Wednesday, October 17, 2012

'Boys Don't Cry' and a Different Type of Art Gallery

IN “Boys Don’t Cry,” a photographer, a large-scale painter and a massive minimalist sketch artist give vent to some common emotions, creating an engaging and sometimes surprising mosaic.

The works of Joseph Cultice, Chris Jehly and Rich Tu are on display through 8 Nov. at Baang + Burne Contemporary, one of New York City’s newest visual art galleries. (See video above of the recent opening night reception.)

There are three ways to see "Boys Don't Cry." First, stop by Baang + Burne during gallery hours. Second, through a pre-arranged private tour. Finally, a private cocktail next Tuesday (23 Oct.,

Just as potentially interesting as the art is the gallery displaying it.

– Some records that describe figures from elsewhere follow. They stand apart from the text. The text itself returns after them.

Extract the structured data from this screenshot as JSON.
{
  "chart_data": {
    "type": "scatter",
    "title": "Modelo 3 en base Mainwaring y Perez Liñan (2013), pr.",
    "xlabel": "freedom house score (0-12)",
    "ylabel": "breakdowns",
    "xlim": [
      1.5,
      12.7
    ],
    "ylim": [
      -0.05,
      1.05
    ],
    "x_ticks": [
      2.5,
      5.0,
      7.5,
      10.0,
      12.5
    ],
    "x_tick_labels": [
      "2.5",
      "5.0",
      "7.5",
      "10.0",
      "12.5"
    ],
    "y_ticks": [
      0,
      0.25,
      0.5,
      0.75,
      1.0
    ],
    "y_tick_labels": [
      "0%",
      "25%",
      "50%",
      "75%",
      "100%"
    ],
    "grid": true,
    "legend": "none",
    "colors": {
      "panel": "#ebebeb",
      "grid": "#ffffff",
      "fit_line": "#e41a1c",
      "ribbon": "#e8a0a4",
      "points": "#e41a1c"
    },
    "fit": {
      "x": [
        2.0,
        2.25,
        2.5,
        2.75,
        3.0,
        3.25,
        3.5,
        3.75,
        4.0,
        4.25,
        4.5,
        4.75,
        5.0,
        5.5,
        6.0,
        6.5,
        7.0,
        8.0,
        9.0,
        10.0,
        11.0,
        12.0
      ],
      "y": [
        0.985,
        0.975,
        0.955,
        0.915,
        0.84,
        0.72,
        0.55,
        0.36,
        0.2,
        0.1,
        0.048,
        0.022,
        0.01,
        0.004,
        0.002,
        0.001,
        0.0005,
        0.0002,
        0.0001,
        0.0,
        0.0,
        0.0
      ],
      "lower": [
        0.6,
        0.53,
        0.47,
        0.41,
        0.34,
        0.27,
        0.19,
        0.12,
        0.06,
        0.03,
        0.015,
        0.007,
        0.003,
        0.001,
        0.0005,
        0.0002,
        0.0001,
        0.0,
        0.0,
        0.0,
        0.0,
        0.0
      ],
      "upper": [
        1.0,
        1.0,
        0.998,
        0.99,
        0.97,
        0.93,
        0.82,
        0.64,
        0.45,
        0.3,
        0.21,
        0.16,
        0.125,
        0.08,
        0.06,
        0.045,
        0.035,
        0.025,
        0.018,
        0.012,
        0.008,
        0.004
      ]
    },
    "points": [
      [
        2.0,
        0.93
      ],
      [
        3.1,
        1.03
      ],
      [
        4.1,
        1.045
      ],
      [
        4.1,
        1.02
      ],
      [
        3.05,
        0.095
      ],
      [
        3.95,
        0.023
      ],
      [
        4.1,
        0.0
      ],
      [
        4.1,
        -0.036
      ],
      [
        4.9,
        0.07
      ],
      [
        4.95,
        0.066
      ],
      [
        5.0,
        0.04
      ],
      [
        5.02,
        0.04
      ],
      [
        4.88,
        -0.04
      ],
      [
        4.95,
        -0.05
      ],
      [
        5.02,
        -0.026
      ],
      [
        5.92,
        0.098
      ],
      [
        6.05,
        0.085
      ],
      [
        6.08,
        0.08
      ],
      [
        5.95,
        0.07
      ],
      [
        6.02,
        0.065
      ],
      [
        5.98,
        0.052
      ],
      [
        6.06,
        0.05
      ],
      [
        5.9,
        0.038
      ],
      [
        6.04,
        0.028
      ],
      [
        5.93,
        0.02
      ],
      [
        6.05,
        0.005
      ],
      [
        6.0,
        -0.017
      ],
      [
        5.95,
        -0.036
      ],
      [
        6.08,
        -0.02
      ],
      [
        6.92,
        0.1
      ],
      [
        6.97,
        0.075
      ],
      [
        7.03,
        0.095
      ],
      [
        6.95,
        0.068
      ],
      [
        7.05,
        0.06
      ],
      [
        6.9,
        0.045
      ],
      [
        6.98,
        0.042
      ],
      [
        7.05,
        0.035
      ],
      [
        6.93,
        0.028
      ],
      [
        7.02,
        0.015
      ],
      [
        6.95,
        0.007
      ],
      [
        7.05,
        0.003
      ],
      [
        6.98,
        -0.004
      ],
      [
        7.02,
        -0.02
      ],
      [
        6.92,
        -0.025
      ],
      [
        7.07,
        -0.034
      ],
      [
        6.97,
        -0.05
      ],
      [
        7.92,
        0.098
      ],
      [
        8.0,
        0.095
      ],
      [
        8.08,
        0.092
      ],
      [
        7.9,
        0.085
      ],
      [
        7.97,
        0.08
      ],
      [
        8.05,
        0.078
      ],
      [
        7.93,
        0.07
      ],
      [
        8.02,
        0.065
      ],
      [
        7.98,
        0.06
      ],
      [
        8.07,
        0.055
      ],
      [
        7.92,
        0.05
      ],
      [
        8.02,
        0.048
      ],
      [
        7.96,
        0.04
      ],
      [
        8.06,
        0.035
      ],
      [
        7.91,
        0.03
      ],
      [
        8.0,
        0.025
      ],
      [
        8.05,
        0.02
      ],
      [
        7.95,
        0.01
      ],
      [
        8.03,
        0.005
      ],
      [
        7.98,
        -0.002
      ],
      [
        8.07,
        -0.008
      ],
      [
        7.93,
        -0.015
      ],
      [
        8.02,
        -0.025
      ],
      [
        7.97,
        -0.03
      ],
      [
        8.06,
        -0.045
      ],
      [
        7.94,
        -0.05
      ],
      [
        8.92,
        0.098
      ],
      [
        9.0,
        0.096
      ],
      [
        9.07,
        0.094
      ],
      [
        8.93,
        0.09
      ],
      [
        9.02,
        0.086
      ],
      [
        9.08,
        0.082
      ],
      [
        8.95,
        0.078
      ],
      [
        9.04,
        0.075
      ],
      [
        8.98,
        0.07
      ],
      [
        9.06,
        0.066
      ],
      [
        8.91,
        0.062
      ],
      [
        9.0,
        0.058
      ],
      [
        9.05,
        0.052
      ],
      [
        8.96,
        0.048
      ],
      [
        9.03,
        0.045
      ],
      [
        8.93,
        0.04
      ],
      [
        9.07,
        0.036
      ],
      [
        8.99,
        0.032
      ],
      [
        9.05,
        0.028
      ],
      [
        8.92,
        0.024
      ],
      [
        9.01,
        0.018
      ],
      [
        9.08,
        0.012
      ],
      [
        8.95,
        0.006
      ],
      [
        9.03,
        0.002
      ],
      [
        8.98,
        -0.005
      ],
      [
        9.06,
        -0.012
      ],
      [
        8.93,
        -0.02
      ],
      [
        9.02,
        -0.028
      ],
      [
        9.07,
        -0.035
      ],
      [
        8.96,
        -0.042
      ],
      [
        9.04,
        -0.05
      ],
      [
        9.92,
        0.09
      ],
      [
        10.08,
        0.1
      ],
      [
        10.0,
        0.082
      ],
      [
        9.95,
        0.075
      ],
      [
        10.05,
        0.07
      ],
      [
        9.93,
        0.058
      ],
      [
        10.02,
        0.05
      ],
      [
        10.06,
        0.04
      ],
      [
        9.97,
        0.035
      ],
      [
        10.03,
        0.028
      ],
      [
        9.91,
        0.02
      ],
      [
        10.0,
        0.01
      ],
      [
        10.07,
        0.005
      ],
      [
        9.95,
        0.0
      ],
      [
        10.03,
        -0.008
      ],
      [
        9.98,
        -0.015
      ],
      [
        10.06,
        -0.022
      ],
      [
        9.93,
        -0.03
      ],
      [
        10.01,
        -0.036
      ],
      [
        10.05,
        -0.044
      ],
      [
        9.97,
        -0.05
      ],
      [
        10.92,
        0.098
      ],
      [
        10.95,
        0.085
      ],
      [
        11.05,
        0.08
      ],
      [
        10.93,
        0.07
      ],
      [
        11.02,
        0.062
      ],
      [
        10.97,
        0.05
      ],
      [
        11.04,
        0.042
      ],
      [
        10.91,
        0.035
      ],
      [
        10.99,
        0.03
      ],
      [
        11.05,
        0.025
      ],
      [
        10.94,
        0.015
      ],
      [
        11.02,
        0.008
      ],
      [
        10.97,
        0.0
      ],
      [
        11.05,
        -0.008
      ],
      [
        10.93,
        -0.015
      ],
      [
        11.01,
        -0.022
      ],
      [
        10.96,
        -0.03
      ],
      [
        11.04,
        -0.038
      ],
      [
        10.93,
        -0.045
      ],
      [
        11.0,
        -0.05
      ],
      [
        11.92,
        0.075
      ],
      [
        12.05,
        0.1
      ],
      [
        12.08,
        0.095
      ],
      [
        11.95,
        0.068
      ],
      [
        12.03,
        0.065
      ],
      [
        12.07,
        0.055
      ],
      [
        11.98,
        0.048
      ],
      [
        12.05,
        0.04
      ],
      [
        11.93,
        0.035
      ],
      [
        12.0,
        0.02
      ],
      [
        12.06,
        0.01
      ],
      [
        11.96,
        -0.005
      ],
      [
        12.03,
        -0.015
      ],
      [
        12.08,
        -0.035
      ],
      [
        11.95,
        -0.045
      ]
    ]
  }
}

Named for Cold War espionage terms describing covert demolition and sabotage operations, Baang + Burne has set forth as its mission to bring art out of the stratosphere and down to earth where people live.

Promotional poster from "Boys Don't Cry." Image courtesy of Baang + Burne Contemporary.

Visitors to Baang + Burne should not expect to be greeted by an attractive, contemptuous and dismissive young woman clad in high-fashion designer threads. Nor must they hold an advanced degree in art history to be treated like something other than a bug under her Jimmy Choos.

Founded by painter Kesha Bruce and visual artist Charlie Grosso, Baang + Bang's tagline is “an unconventional art gallery with the spirit of an indie rock band.”